Higher education may have reinforced socioeconomic class divides for most of the 1970s and 1980s, writes Alan Thomson.

A study by the Centre for Economic Performance at the London School of Economics showed that higher education acted to restrict social mobility, despite an expansion in university places in the late 1970s and 1980s.

The study looked at people aged 33 born in 1958 and people aged 30 born in 1970. It found that a son born in 1958 to a family with income of £20,000 would be earning 12 per cent more than a son born the same year to a family earning £10,000.

A son born in 1970 could expect a 22 per cent wage premium if he was born to a family earning £20,000. Daughters' premiums were similar.

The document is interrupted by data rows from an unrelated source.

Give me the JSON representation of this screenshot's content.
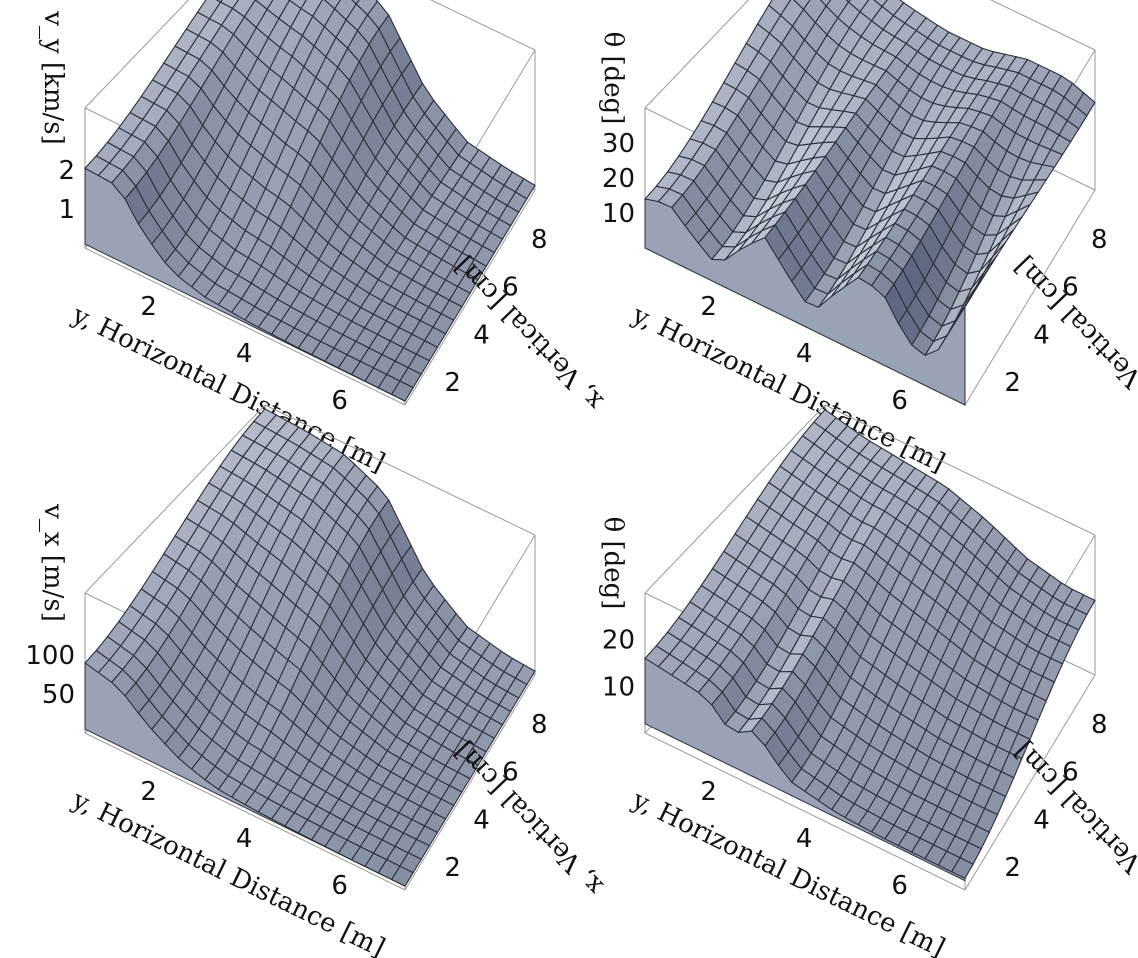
{
  "figure_colors": {
    "surface_light": "#dfe3ee",
    "surface_dark": "#5e6880",
    "mesh": "#2a2f3a",
    "box": "#9a9a9a"
  },
  "chart_data": [
    {
      "type": "surface3d",
      "zlabel": "v_y [km/s]",
      "xlabel": "y, Horizontal Distance [m]",
      "ylabel": "x, Vertical [cm]",
      "x_ticks": [
        "2",
        "4",
        "6"
      ],
      "y_ticks": [
        "2",
        "4",
        "6",
        "8"
      ],
      "z_ticks": [
        "1",
        "2"
      ],
      "xlim": [
        0.5,
        7.2
      ],
      "ylim": [
        0.5,
        9.5
      ],
      "zlim": [
        0,
        3.6
      ],
      "base_level": 0.1,
      "profile_y": [
        0.5,
        1.2,
        1.7,
        2.3,
        3.0,
        4.0,
        5.0,
        6.0,
        7.2
      ],
      "profile_z": [
        2.05,
        2.0,
        1.15,
        0.5,
        0.25,
        0.15,
        0.12,
        0.11,
        0.1
      ],
      "back_y": [
        0.5,
        1.5,
        2.5,
        3.5,
        4.5,
        5.5,
        6.5,
        7.2
      ],
      "back_z": [
        3.5,
        3.45,
        3.3,
        2.8,
        1.2,
        0.4,
        0.2,
        0.12
      ]
    },
    {
      "type": "surface3d",
      "zlabel": "θ [deg]",
      "xlabel": "y, Horizontal Distance [m]",
      "ylabel": "x, Vertical [cm]",
      "x_ticks": [
        "2",
        "4",
        "6"
      ],
      "y_ticks": [
        "2",
        "4",
        "6",
        "8"
      ],
      "z_ticks": [
        "10",
        "20",
        "30"
      ],
      "xlim": [
        0.5,
        7.2
      ],
      "ylim": [
        0.5,
        9.5
      ],
      "zlim": [
        0,
        40
      ],
      "base_level": 0,
      "profile_y": [
        0.5,
        1.0,
        1.5,
        2.0,
        2.5,
        3.0,
        3.5,
        4.0,
        4.5,
        5.0,
        5.5,
        6.0,
        6.5,
        7.2
      ],
      "profile_z": [
        14,
        16,
        10,
        5,
        13,
        20,
        12,
        5,
        14,
        22,
        20,
        10,
        8,
        28
      ],
      "back_y": [
        0.5,
        1.5,
        2.5,
        3.5,
        4.5,
        5.5,
        6.5,
        7.2
      ],
      "back_z": [
        38,
        31,
        27,
        25,
        25,
        28,
        28,
        25
      ]
    },
    {
      "type": "surface3d",
      "zlabel": "v_x [m/s]",
      "xlabel": "y, Horizontal Distance [m]",
      "ylabel": "x, Vertical [cm]",
      "x_ticks": [
        "2",
        "4",
        "6"
      ],
      "y_ticks": [
        "2",
        "4",
        "6",
        "8"
      ],
      "z_ticks": [
        "50",
        "100"
      ],
      "xlim": [
        0.5,
        7.2
      ],
      "ylim": [
        0.5,
        9.5
      ],
      "zlim": [
        0,
        180
      ],
      "base_level": 5,
      "profile_y": [
        0.5,
        1.2,
        1.8,
        2.5,
        3.2,
        4.0,
        5.0,
        6.0,
        7.2
      ],
      "profile_z": [
        90,
        80,
        50,
        25,
        12,
        8,
        6,
        5,
        5
      ],
      "back_y": [
        0.5,
        1.5,
        2.5,
        3.5,
        4.5,
        5.5,
        6.5,
        7.2
      ],
      "back_z": [
        175,
        172,
        165,
        140,
        60,
        20,
        8,
        5
      ]
    },
    {
      "type": "surface3d",
      "zlabel": "θ [deg]",
      "xlabel": "y, Horizontal Distance [m]",
      "ylabel": "x, Vertical [cm]",
      "x_ticks": [
        "2",
        "4",
        "6"
      ],
      "y_ticks": [
        "2",
        "4",
        "6",
        "8"
      ],
      "z_ticks": [
        "10",
        "20"
      ],
      "xlim": [
        0.5,
        7.2
      ],
      "ylim": [
        0.5,
        9.5
      ],
      "zlim": [
        0,
        30
      ],
      "base_level": 2,
      "profile_y": [
        0.5,
        1.2,
        1.8,
        2.3,
        2.8,
        3.5,
        4.5,
        5.5,
        7.2
      ],
      "profile_z": [
        16,
        15,
        14,
        9,
        12,
        5,
        3,
        2.5,
        2.5
      ],
      "back_y": [
        0.5,
        1.5,
        2.5,
        3.5,
        4.5,
        5.5,
        6.5,
        7.2
      ],
      "back_z": [
        29,
        27,
        26,
        25,
        22,
        18,
        16,
        16
      ]
    }
  ]
}
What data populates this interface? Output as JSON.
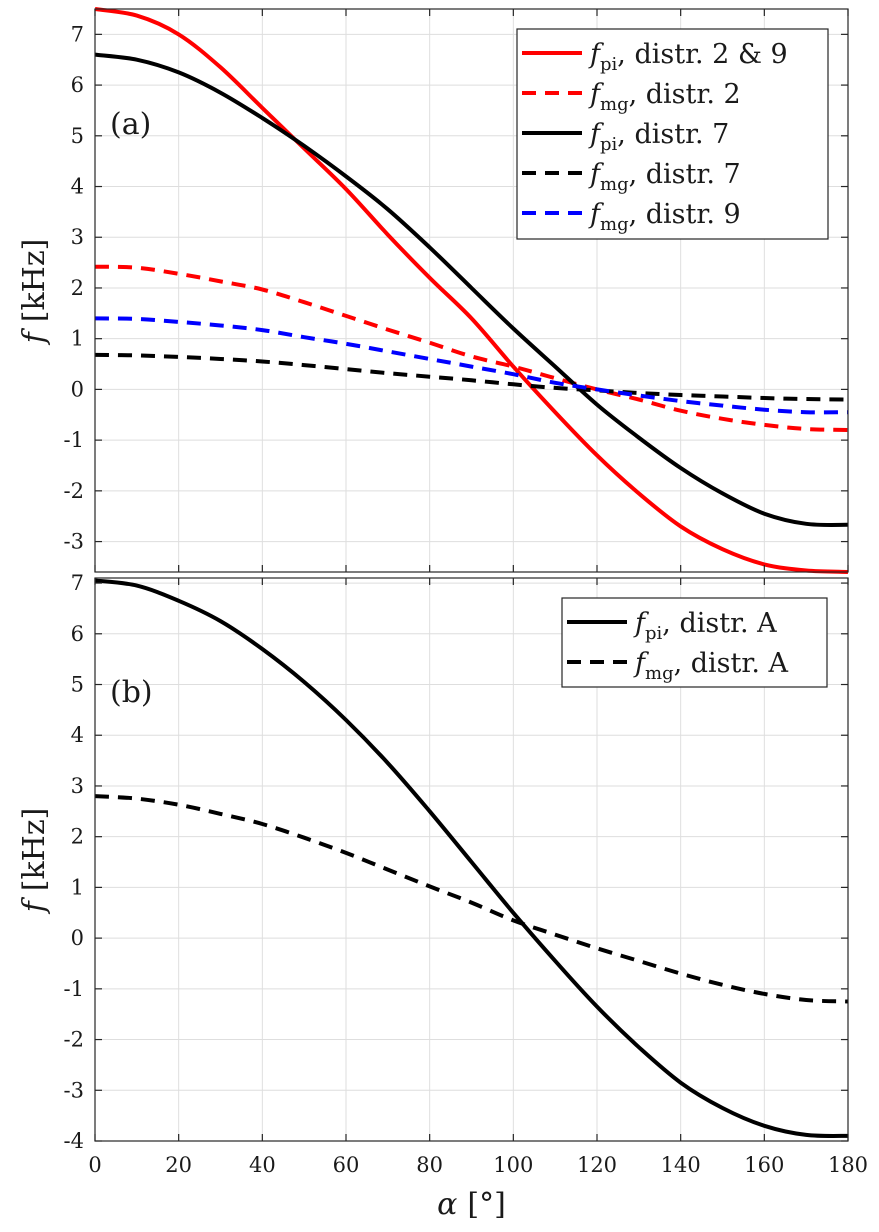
{
  "figure": {
    "xlabel": {
      "symbol": "α",
      "unit": "[°]"
    }
  },
  "chart_data": [
    {
      "type": "line",
      "panel": "(a)",
      "ylabel": {
        "symbol": "f",
        "unit": "[kHz]"
      },
      "xlim": [
        0,
        180
      ],
      "ylim": [
        -3.6,
        7.5
      ],
      "x_ticks": [
        "0",
        "20",
        "40",
        "60",
        "80",
        "100",
        "120",
        "140",
        "160",
        "180"
      ],
      "y_ticks": [
        "7",
        "6",
        "5",
        "4",
        "3",
        "2",
        "1",
        "0",
        "-1",
        "-2",
        "-3"
      ],
      "grid": true,
      "legend_position": "top-right",
      "x": [
        0,
        10,
        20,
        30,
        40,
        50,
        60,
        70,
        80,
        90,
        100,
        110,
        120,
        130,
        140,
        150,
        160,
        170,
        180
      ],
      "series": [
        {
          "sym": "f",
          "sub": "pi",
          "rest": ", distr. 2 & 9",
          "color": "#ff0000",
          "dash": "solid",
          "values": [
            7.5,
            7.37,
            7.0,
            6.35,
            5.55,
            4.75,
            3.95,
            3.05,
            2.2,
            1.4,
            0.45,
            -0.45,
            -1.3,
            -2.05,
            -2.7,
            -3.15,
            -3.45,
            -3.57,
            -3.6
          ]
        },
        {
          "sym": "f",
          "sub": "mg",
          "rest": ", distr. 2",
          "color": "#ff0000",
          "dash": "dashed",
          "values": [
            2.42,
            2.4,
            2.28,
            2.13,
            1.97,
            1.72,
            1.45,
            1.18,
            0.92,
            0.65,
            0.45,
            0.22,
            0.0,
            -0.2,
            -0.42,
            -0.58,
            -0.7,
            -0.78,
            -0.8
          ]
        },
        {
          "sym": "f",
          "sub": "pi",
          "rest": ", distr. 7",
          "color": "#000000",
          "dash": "solid",
          "values": [
            6.6,
            6.5,
            6.25,
            5.85,
            5.35,
            4.8,
            4.2,
            3.55,
            2.8,
            2.0,
            1.2,
            0.45,
            -0.3,
            -0.95,
            -1.55,
            -2.05,
            -2.45,
            -2.65,
            -2.67
          ]
        },
        {
          "sym": "f",
          "sub": "mg",
          "rest": ", distr. 7",
          "color": "#000000",
          "dash": "dashed",
          "values": [
            0.68,
            0.67,
            0.64,
            0.6,
            0.55,
            0.48,
            0.4,
            0.32,
            0.25,
            0.18,
            0.1,
            0.03,
            -0.02,
            -0.07,
            -0.11,
            -0.14,
            -0.17,
            -0.19,
            -0.2
          ]
        },
        {
          "sym": "f",
          "sub": "mg",
          "rest": ", distr. 9",
          "color": "#0000ff",
          "dash": "dashed",
          "values": [
            1.4,
            1.39,
            1.33,
            1.26,
            1.17,
            1.03,
            0.9,
            0.75,
            0.6,
            0.45,
            0.3,
            0.13,
            0.0,
            -0.12,
            -0.23,
            -0.32,
            -0.4,
            -0.45,
            -0.45
          ]
        }
      ]
    },
    {
      "type": "line",
      "panel": "(b)",
      "ylabel": {
        "symbol": "f",
        "unit": "[kHz]"
      },
      "xlim": [
        0,
        180
      ],
      "ylim": [
        -4,
        7.1
      ],
      "x_ticks": [
        "0",
        "20",
        "40",
        "60",
        "80",
        "100",
        "120",
        "140",
        "160",
        "180"
      ],
      "y_ticks": [
        "7",
        "6",
        "5",
        "4",
        "3",
        "2",
        "1",
        "0",
        "-1",
        "-2",
        "-3",
        "-4"
      ],
      "grid": true,
      "legend_position": "top-right",
      "x": [
        0,
        10,
        20,
        30,
        40,
        50,
        60,
        70,
        80,
        90,
        100,
        110,
        120,
        130,
        140,
        150,
        160,
        170,
        180
      ],
      "series": [
        {
          "sym": "f",
          "sub": "pi",
          "rest": ", distr. A",
          "color": "#000000",
          "dash": "solid",
          "values": [
            7.05,
            6.95,
            6.65,
            6.25,
            5.7,
            5.05,
            4.3,
            3.45,
            2.5,
            1.5,
            0.5,
            -0.45,
            -1.35,
            -2.15,
            -2.85,
            -3.35,
            -3.7,
            -3.88,
            -3.9
          ]
        },
        {
          "sym": "f",
          "sub": "mg",
          "rest": ", distr. A",
          "color": "#000000",
          "dash": "dashed",
          "values": [
            2.8,
            2.75,
            2.63,
            2.45,
            2.25,
            1.98,
            1.68,
            1.35,
            1.02,
            0.7,
            0.35,
            0.07,
            -0.2,
            -0.45,
            -0.7,
            -0.92,
            -1.1,
            -1.22,
            -1.25
          ]
        }
      ]
    }
  ]
}
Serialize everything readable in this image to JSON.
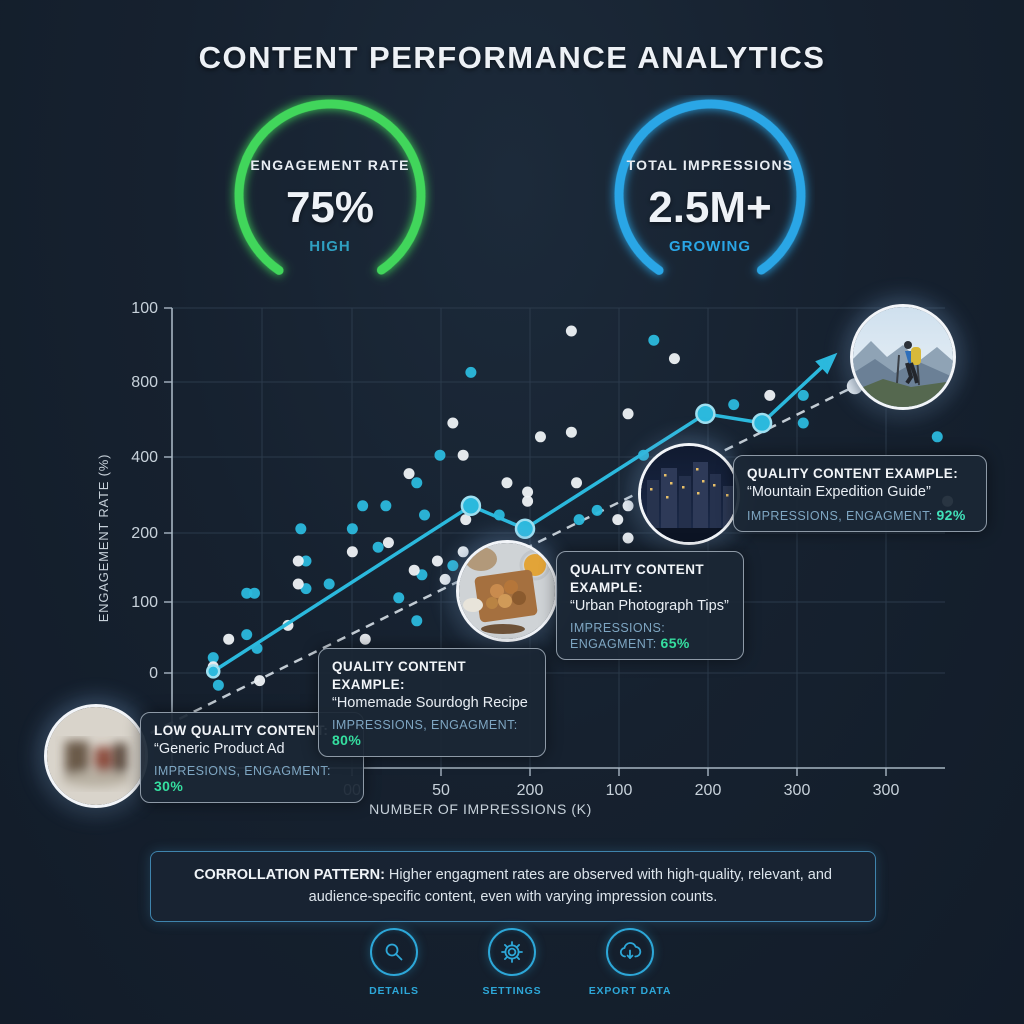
{
  "title": "CONTENT PERFORMANCE ANALYTICS",
  "gauges": [
    {
      "label": "ENGAGEMENT RATE",
      "value": "75%",
      "status": "HIGH",
      "arc_color": "#41d65b",
      "status_color": "#2f9fc0"
    },
    {
      "label": "TOTAL IMPRESSIONS",
      "value": "2.5M+",
      "status": "GROWING",
      "arc_color": "#2aa6e6",
      "status_color": "#2aa6e6"
    }
  ],
  "chart_data": {
    "type": "scatter",
    "title": "",
    "xlabel": "NUMBER OF IMPRESSIONS (K)",
    "ylabel": "ENGAGEMENT RATE (%)",
    "xlim": [
      0,
      300
    ],
    "ylim": [
      0,
      100
    ],
    "grid": true,
    "x_tick_labels": [
      "00",
      "50",
      "200",
      "100",
      "200",
      "300",
      "300"
    ],
    "y_tick_labels": [
      "100",
      "800",
      "400",
      "200",
      "100",
      "0"
    ],
    "series": [
      {
        "name": "cyan-points",
        "color": "#2bb9dd",
        "points": [
          [
            16,
            24
          ],
          [
            18,
            18
          ],
          [
            29,
            29
          ],
          [
            29,
            38
          ],
          [
            32,
            38
          ],
          [
            33,
            26
          ],
          [
            50,
            52
          ],
          [
            52,
            45
          ],
          [
            52,
            39
          ],
          [
            61,
            40
          ],
          [
            70,
            52
          ],
          [
            74,
            57
          ],
          [
            80,
            48
          ],
          [
            83,
            57
          ],
          [
            88,
            37
          ],
          [
            95,
            62
          ],
          [
            95,
            32
          ],
          [
            97,
            42
          ],
          [
            98,
            55
          ],
          [
            104,
            68
          ],
          [
            109,
            44
          ],
          [
            116,
            86
          ],
          [
            127,
            55
          ],
          [
            158,
            54
          ],
          [
            161,
            31
          ],
          [
            165,
            56
          ],
          [
            183,
            68
          ],
          [
            187,
            93
          ],
          [
            218,
            79
          ],
          [
            245,
            81
          ],
          [
            245,
            75
          ],
          [
            297,
            72
          ]
        ]
      },
      {
        "name": "white-points",
        "color": "#eef2f6",
        "points": [
          [
            16,
            22
          ],
          [
            22,
            28
          ],
          [
            34,
            19
          ],
          [
            45,
            31
          ],
          [
            49,
            45
          ],
          [
            49,
            40
          ],
          [
            70,
            47
          ],
          [
            75,
            28
          ],
          [
            84,
            49
          ],
          [
            92,
            64
          ],
          [
            94,
            43
          ],
          [
            103,
            45
          ],
          [
            106,
            41
          ],
          [
            109,
            75
          ],
          [
            113,
            68
          ],
          [
            113,
            47
          ],
          [
            114,
            54
          ],
          [
            130,
            62
          ],
          [
            138,
            60
          ],
          [
            138,
            58
          ],
          [
            143,
            72
          ],
          [
            155,
            95
          ],
          [
            155,
            73
          ],
          [
            157,
            62
          ],
          [
            173,
            54
          ],
          [
            177,
            50
          ],
          [
            177,
            57
          ],
          [
            177,
            77
          ],
          [
            195,
            89
          ],
          [
            232,
            81
          ],
          [
            301,
            58
          ]
        ]
      }
    ],
    "trend_line": {
      "name": "quality-trend",
      "color": "#2bb9dd",
      "points": [
        [
          16,
          21
        ],
        [
          116,
          57
        ],
        [
          137,
          52
        ],
        [
          207,
          77
        ],
        [
          229,
          75
        ],
        [
          252,
          87
        ]
      ],
      "arrow_end": true
    },
    "dashed_trend": {
      "name": "baseline-trend",
      "color": "#c3ccd4",
      "points": [
        [
          -25,
          3
        ],
        [
          265,
          83
        ]
      ],
      "end_dot": true
    },
    "axis_color": "#a7b5c2",
    "grid_color": "#2b3a4b",
    "tick_label_color": "#c7d1da"
  },
  "callouts": [
    {
      "title": "LOW QUALITY CONTENT:",
      "subtitle": "“Generic Product Ad",
      "metrics_label": "IMPRESIONS, ENGAGMENT:",
      "metrics_value": "30%",
      "value_color": "#35dfa0",
      "image": "blurred-product-photo"
    },
    {
      "title": "QUALITY CONTENT EXAMPLE:",
      "subtitle": "“Homemade Sourdogh Recipe",
      "metrics_label": "IMPRESSIONS, ENGAGMENT:",
      "metrics_value": "80%",
      "value_color": "#35dfa0",
      "image": null
    },
    {
      "title": "QUALITY CONTENT EXAMPLE:",
      "subtitle": "“Urban Photograph Tips”",
      "metrics_label": "IMPRESSIONS: ENGAGMENT:",
      "metrics_value": "65%",
      "value_color": "#35dfa0",
      "image": "food-photo"
    },
    {
      "title": "QUALITY CONTENT EXAMPLE:",
      "subtitle": "“Mountain Expedition Guide”",
      "metrics_label": "IMPRESSIONS, ENGAGMENT:",
      "metrics_value": "92%",
      "value_color": "#41e2bb",
      "image": "city-skyline-photo"
    }
  ],
  "hero_image": "mountain-hiker-photo",
  "correlation_note": {
    "label": "CORROLLATION PATTERN:",
    "text": " Higher engagment rates are observed with high-quality, relevant, and audience-specific content, even with varying impression counts."
  },
  "actions": [
    {
      "icon": "search-icon",
      "label": "DETAILS"
    },
    {
      "icon": "gear-icon",
      "label": "SETTINGS"
    },
    {
      "icon": "cloud-download-icon",
      "label": "EXPORT DATA"
    }
  ]
}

Thirty-four per cent of those born in 1958 to parents in the top earnings quartile ended up there themselves in 1991. Thirty per cent of those born to parents in the bottom quartile stayed there into their 30s.

Nineteen per cent of those born to parents in the bottom quartile ended up in the top quarter of earners.

Forty-three per cent of those born in 1970 to the wealthiest parents were in that same quartile in 2000, while 38 per cent born to parents in the bottom quartile remained low earners. Only 15 per cent of those born into the lowest earning families managed to make it to the top quartile.

The study found that by factoring out the effect of higher education on subsequent earnings, the rise in immobility between the 1958 and 1970 cohorts is reduced by 16 percentage points for sons and percentage points for daughters.

CEP researcher Jo Blanden said these were signs the rapid expansion in the 1990s could be breaking down class barriers.